La calligraphie au cœur de la Bibliothèque
LIRE EN FÊTE 2002
La Dépêche du Midi
Dans le cadre de la Fête du Livre, Behnam Keryo, universitaire, poète, musicien et spécialiste de la calligraphie des langues du Moyen Orient, a animé le samedi 2 novembre 2002 deux ateliers particulièrement intéressants dans l'enceinte de la Bibliothèque Communale. Lotois d'adoption, mais originaire de Chaldée, berceau de l'écriture, Behnam Keryo enseigne cet art dans toute la France et même à l'étranger. "Dans mes interventions je fais retrouver les premiers gestes de l'écriture", précise-t-il. En effet les participants ont dans un premier temps découvert l'écriture cunéiforme, ils ont écrit sur une tablette d'argile à l'aide d'un stylet en bois de buis. Puis ils ont appris le maniement du roseau et découvert que cet outil d'apparence rudimentaire fut jadis utilisé par les Anciens en guise de plume. Le roseau trempé dans des encriers semblables à ceux de nos ancêtres a permis à Salomé et à Mathieu, deux jeunes lecteurs de la bibliothèque, de réaliser des dessins et des figures calligraphiques du plus bel effet. "Cette technique d'écriture m'intéresse beaucoup, c'est beau, ça fait de jolis traits sur le papier", dit Salomé. "C'est une autre façon d'écrire. Je trouve que c'est agréable et beau à voir," ajoute Mathieu. Après avoir écrit quelques signes en araméen, puis en arabe, chaque participant est reparti en emportant son propre prénom, et ceux de sa famille, écrits en araméen ou en arabe calligraphié : c'était le cadeau offert par Behnam Keryo et la Bibliothèque de Gignac à chacun des 22 calligraphes en herbe.
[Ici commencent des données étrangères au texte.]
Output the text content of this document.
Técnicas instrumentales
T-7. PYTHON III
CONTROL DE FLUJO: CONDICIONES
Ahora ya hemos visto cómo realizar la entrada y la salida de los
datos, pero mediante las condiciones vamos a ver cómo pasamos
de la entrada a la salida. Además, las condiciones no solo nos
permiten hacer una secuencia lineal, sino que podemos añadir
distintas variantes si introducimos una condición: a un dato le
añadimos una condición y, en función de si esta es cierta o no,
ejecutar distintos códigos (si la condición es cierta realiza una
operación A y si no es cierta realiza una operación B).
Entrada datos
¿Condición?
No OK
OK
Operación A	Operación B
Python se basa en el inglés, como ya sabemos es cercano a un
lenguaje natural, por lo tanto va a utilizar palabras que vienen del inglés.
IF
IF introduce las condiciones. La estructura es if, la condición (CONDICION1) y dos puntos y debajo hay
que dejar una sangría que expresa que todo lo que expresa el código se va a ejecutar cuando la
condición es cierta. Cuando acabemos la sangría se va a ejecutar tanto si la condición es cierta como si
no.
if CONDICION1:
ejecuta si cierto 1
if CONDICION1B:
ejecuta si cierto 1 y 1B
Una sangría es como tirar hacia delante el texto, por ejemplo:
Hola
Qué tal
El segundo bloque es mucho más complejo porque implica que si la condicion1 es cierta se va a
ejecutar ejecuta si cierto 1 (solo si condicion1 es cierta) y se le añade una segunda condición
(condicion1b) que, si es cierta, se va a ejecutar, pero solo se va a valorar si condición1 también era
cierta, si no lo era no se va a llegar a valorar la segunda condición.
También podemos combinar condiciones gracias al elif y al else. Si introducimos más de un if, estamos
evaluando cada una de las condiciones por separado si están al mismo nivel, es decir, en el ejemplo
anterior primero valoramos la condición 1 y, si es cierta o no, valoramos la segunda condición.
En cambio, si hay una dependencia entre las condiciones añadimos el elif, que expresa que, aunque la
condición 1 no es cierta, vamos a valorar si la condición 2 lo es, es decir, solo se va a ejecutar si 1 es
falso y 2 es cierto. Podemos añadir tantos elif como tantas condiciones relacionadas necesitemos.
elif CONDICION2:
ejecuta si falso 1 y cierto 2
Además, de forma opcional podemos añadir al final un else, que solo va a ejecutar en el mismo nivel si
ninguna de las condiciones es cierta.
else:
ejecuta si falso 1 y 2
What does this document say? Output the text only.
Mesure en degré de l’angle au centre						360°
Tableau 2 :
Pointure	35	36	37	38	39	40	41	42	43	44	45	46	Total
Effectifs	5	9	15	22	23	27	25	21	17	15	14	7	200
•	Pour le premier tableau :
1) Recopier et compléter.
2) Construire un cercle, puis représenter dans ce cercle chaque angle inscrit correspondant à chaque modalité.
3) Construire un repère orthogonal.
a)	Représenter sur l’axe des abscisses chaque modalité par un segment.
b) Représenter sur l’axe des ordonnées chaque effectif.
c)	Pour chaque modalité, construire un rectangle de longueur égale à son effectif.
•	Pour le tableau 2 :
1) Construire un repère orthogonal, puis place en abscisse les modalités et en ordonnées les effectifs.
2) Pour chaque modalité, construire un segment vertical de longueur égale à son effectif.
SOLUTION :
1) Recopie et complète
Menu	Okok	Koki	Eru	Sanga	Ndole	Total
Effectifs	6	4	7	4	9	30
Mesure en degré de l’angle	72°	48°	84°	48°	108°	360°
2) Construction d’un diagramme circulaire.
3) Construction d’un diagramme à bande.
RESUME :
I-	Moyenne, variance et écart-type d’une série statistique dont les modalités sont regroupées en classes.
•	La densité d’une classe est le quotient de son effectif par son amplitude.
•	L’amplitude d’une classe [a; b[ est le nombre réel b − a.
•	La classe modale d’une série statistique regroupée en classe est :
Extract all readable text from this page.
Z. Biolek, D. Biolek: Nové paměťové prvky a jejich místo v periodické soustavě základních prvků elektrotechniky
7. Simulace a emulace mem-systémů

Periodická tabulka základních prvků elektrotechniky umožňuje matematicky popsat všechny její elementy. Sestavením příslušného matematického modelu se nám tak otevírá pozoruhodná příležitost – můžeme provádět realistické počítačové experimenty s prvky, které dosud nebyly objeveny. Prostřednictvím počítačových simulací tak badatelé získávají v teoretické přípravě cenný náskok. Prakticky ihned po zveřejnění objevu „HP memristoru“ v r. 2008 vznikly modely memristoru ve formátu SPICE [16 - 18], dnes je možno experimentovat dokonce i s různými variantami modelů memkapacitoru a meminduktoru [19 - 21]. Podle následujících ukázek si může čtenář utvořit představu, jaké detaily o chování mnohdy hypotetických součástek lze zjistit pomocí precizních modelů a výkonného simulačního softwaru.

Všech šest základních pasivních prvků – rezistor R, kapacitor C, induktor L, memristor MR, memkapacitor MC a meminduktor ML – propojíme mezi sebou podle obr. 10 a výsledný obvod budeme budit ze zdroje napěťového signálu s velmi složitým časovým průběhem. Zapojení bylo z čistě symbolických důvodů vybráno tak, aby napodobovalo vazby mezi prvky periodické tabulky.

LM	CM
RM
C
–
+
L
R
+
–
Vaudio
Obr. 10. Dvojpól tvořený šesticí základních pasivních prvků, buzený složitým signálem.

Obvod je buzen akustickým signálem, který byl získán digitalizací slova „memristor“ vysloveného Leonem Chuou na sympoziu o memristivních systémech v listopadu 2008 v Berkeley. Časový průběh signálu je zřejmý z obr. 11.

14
Behnam Keryo est décédé le 7 novembre 2017
Né en Irak, à Mossoul, autrefois Ninive, une des plus anciennes villes de Mésopotamie, Behnam Keryo arrive en France à l'âge de 24 ans pour poursuivre ses études. Il obtient notamment le Doctorat en sciences de l'histoire des religions à la Sorbonne en 1985 et enseigne les civilisations anciennes, notamment à l'université de Bordeaux. Avec son épouse Tania, il était installé à Valprionde (Lot) depuis une vingtaine d'années. Remarquable calligraphe, c'était un expert en écriture cunéiforme sur argile dont il avait fait un art. Traducteur, il excellait dans plusieurs langues et maîtrisait particulièrement les langues anciennes, le babylonien et l'araméen, sa langue maternelle parlée par Jésus.
Ce musicien accompli chantait et jouait du piano, de la flûte et de la cithare. Avec la passion dont il faisait toujours preuve, il s'était lancé dans un projet d'envergure : traduire le Houdra, un bréviaire chaldéen millénaire de 2 200 pages retraçant la vie de Jésus et rédigé en araméen entre le deuxième et le sixième siècle après Jésus-Christ par les pères de l'Église chaldéenne, branche catholique de l'Église d'Orient. Il était profondément blessé par la situation dramatique de son pays de naissance, l'Irak, et les violences subies par son peuple. Il organisait une fois par mois des vêpres en araméen à la cathédrale de Cahors.
Cet érudit chaleureux, courtois, plein de joie et de savoir-vivre, forçait le respect.